According to the Wikipedia article, when ICQ was under AOL's stewardship, "AOL pursued an aggressive policy regarding alternative ("unauthorized") ICQ clients."

The article details all the tactics that AOL implemented in the service to break unofficial clients.

I don't see where the word "democratic" connects with ICQ.



If it still feels more democratic than modern chat apps then there is something deeply wrong with how things evolve.


That is correct but it was still more open than what we have now with the current services. 3rd party clients and multi-protocol messengers we don't have at all anymore.


Isn't that what Beeper or Ferdium are doing?

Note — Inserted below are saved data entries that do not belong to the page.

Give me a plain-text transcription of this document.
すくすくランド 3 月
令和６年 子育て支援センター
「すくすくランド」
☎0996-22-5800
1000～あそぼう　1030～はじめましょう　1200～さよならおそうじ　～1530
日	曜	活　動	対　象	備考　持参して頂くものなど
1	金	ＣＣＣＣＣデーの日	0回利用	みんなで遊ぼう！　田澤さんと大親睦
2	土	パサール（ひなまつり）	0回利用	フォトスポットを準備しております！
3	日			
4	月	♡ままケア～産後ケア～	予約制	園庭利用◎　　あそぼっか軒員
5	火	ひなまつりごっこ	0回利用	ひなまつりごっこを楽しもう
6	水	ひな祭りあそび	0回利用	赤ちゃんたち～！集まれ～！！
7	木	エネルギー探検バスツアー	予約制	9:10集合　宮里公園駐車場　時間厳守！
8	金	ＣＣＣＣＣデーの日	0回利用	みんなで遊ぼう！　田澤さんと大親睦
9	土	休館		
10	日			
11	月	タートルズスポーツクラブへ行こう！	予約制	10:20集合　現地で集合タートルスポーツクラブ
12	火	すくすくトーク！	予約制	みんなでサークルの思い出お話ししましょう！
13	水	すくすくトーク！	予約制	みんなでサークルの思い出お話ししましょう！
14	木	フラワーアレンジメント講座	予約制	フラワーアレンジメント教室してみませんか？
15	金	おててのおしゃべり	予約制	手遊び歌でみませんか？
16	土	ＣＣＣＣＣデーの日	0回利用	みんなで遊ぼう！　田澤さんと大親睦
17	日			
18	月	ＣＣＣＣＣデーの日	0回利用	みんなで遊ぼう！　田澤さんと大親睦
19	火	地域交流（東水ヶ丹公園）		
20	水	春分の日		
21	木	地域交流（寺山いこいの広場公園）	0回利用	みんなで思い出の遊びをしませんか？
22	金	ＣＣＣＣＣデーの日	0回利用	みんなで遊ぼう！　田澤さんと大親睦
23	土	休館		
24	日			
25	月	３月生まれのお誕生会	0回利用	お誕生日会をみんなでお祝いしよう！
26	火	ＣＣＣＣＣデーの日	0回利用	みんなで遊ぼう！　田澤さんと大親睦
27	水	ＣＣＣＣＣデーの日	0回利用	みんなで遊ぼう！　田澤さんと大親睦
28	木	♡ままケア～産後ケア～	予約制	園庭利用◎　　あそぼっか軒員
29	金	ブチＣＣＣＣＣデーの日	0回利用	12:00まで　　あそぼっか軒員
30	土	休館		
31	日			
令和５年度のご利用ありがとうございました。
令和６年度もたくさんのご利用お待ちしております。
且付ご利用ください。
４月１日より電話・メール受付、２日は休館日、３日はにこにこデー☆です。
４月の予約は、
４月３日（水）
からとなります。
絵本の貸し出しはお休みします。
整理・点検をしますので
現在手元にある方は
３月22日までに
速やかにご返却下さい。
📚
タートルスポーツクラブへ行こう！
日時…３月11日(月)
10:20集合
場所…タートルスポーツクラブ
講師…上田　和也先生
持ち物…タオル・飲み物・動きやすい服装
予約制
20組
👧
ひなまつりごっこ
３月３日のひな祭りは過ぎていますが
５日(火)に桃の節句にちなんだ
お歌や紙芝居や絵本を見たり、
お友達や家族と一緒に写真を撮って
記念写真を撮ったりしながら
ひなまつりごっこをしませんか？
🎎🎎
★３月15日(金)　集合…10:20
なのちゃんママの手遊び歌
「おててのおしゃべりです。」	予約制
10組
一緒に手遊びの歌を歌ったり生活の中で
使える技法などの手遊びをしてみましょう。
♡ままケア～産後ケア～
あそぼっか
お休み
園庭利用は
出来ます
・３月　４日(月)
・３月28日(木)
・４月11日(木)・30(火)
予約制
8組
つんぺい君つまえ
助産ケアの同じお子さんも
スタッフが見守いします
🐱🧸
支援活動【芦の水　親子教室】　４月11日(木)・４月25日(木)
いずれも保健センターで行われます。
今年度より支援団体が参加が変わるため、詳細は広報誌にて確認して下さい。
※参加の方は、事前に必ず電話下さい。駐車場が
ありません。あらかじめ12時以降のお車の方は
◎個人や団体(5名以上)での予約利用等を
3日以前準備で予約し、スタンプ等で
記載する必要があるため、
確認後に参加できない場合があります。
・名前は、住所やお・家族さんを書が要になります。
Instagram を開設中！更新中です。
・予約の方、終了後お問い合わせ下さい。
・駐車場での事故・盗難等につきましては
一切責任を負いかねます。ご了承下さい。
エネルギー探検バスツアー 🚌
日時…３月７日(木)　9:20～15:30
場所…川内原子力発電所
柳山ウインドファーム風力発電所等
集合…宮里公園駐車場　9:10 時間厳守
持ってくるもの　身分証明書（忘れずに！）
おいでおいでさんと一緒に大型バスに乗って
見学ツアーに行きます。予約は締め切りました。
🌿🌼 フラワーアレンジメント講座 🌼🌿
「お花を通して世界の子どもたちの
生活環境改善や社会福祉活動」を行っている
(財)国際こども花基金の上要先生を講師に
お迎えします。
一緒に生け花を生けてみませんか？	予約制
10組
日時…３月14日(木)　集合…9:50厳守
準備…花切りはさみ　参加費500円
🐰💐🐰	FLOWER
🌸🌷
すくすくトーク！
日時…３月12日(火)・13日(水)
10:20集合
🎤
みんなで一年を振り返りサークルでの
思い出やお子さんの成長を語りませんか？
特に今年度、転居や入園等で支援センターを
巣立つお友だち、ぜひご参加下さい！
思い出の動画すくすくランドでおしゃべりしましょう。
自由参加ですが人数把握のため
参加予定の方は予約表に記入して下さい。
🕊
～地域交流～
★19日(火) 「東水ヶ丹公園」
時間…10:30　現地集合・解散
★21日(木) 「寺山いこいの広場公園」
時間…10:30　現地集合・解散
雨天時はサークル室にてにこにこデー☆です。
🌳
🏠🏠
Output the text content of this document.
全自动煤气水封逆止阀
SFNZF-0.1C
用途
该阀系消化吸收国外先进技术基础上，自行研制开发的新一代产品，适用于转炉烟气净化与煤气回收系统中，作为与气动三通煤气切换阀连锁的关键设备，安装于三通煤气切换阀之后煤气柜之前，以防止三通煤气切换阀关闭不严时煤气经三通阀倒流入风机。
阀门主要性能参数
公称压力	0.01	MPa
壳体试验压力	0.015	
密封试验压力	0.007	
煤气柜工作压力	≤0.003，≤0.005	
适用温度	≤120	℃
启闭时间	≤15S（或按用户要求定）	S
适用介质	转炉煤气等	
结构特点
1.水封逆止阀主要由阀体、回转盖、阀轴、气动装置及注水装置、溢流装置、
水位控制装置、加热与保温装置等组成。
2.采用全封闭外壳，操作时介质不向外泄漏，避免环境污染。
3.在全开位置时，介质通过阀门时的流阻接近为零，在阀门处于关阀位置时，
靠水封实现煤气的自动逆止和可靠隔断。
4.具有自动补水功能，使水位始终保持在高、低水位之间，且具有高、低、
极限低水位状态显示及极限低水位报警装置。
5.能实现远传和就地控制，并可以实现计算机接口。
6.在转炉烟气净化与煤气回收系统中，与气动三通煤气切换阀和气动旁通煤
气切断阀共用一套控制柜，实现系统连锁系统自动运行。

And there's still libpurple/Pidgin.

[1] https://www.beeper.com/

[2] https://ferdium.org/


Interesting, need to check but so far the modern methods of multi protocol messaging was mostly just aggregating the web UIs of the various services in a single application (read: like a web browser)

Pidgin, Miranda, Adium are the things I was referring to - would be cool if I could use them for whatsapp, signal, gmail chat/hangouts but I don‘ think thats possible. Happy to get corrected here.


We're still hard at work trying to get support for new chat features in Pidgin. You can find our quarterly updates here https://www.youtube.com/playlist?list=PLUmrAdJiXFMVZXy5DIrL8...



You missed the point. The point wasn't the nature of the tool itself. Anyone could join, and one could chat with anyone. It was used "by the people" and not curated by corps.


ICQ was not "curated" by a corporation; it was produced and operated by one from scratch.

The present-day, mainstream, proprietary chat systems are open to anyone to join and chat with anyone.

Most of whatever restrictions they have are necessitated by spam. Allowing new members to immediately post unlimited amounts of material into any chat room or any other member's inbox is a bad idea, even in an open-source, federated chat system.


Curated referring to content.


Pretty sure every large-scale chat app that exists is used "by the people"? What are you actually trying to say?


Currently it's used "by the customer", or worse, "by the data suppliers".